Patience Pays Off. Turn beef one to two times for even cooking and browning. ⊲ Use a spatula to turn burgers and tongs to turn steaks and kabobs.
- Do not press, flatten or pierce the meat — flavorful juices will be lost.
When grilling burgers, use 4-6 ounces of ground beef, and loosely form each patty. Use your thumb to insert a well into the center of the patty. This will help the burgers cook evenly. Do not press down on the patties while cooking as this will result in the loss of juices and a dry burgers. Burgers should be cooked to a safe and savory 160°F!
Remove the steak from the grill 10 degrees before your desired degree of doneness, and tent loosely with foil.
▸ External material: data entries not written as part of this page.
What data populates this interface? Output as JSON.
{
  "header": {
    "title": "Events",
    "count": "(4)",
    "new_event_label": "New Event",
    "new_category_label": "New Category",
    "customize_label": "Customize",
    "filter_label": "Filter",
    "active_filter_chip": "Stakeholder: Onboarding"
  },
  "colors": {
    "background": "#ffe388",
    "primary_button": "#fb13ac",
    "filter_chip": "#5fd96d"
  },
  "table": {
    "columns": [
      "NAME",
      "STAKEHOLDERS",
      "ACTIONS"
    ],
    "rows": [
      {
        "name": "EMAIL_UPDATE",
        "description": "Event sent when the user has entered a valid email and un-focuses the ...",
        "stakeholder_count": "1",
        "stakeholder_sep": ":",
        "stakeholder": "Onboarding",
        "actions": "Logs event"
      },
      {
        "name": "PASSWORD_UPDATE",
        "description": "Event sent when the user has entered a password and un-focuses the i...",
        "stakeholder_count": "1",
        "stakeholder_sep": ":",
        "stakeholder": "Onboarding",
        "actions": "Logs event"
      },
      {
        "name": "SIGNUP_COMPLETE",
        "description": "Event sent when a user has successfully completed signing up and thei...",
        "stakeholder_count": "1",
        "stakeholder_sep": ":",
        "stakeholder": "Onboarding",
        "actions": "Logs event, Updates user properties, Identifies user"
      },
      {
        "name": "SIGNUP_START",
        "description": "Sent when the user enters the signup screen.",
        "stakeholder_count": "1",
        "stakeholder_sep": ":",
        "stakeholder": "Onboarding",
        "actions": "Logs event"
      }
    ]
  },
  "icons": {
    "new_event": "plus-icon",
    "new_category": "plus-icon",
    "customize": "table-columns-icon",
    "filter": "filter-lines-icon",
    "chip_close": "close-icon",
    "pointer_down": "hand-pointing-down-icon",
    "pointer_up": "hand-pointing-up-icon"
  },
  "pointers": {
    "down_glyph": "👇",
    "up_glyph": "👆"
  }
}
Allow the steak to rest for 5 to 10 minutes before serving to allow the steak to finish cooking and the absorption of juices.
When cutting steak, slice across the grain to increase tenderness.
Beef’s tender, juicy texture is optimum when cooked to medium rare (145°F) to medium(160°F) doneness. Cook burgers to medium (160°F) doneness,until no longer pink in the center and juices show no pink color. Overcooking is not recommended. Here’s how to determine doneness:
- Insert an instant-read thermometer horizontally into the side of burgers and steaks to check doneness.
- Place the thermometer in the thickest part or center of the burger or steak. For steaks, the thermometer should not touch bone, fat or the grill.